Hot on the heels of the X1950 XTX comes the Sapphire X1950 Pro. Designed to compete against nVidia's 7900GS and 7900GT, the Pro comfortably slots into the enthusiast sector of the market.
The Pro's architecture is hardly a quantum leap forward from its X1900GT predecessor. It features the same 36 shader pipelines and 12 texture unit configuration, coupled with eight Vertex pipelines.
However, there are differences that distinguish the Pro from the older card. While its GPU (graphics processing unit) runs at the same clock speeds as that of the X1900GT, the use of an 80nm (nanometre) fabrication process instead of 90nm means the core has shrunk, in effect.
Taking advantage of a smaller GPU, the Pro consumes less power and produces less heat. And as it doesn't require an extreme cooling system, there's less noise, too.
Another bonus comes in the form of 256MB of DDR3 memory, which gives the Pro a handy speed bump. Memory clock speeds have increased from 1,200MHz to 1,400MHz, equating to an extra 6.4GBps (gigabytes per second) of memory bandwidth.

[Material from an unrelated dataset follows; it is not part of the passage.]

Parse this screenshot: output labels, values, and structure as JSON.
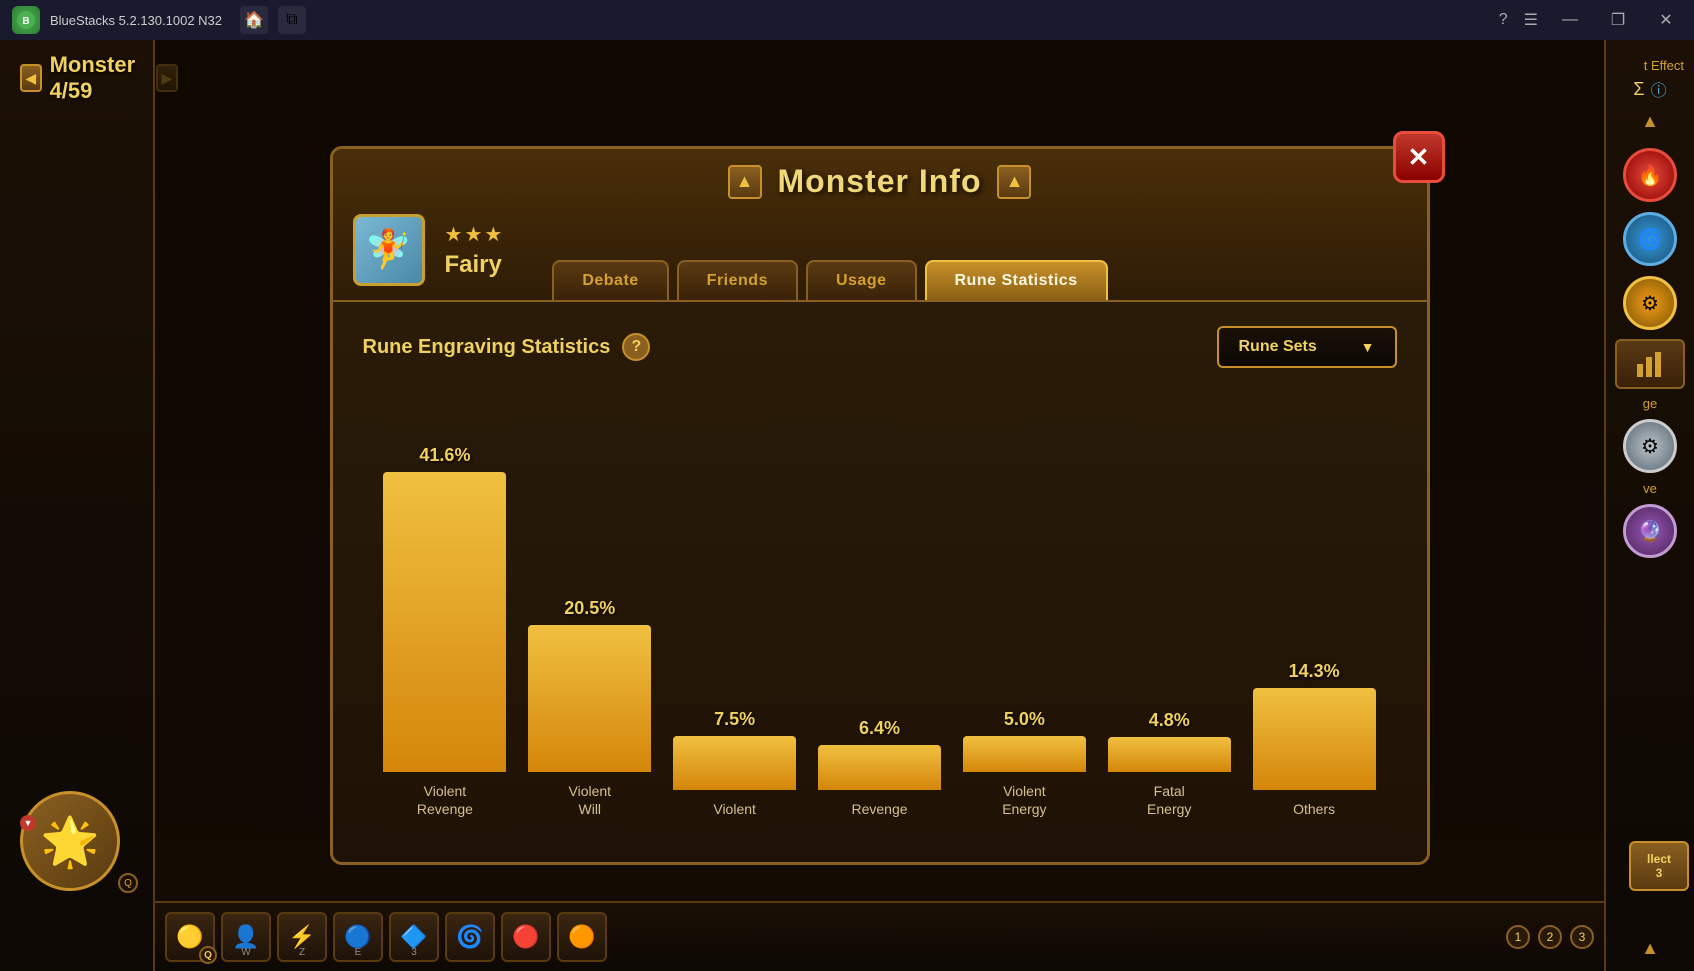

The Pro ships with a full complement of cables, including a power splitter for supplying additional power, a CrossFire bridge and twin DVI-VGA (digital visual interface-video graphics array) adapters.
Performance-wise, the Pro was extremely impressive – generally on a par with the Gainward 7900GS Golden Sample. It even managed to outpace a pricier 7950GT on occasions. The Sapphire performed particularly well on our games benchmarking tests using Elder Scrolls IV: Oblivion and Half Life 2: Lost Coast.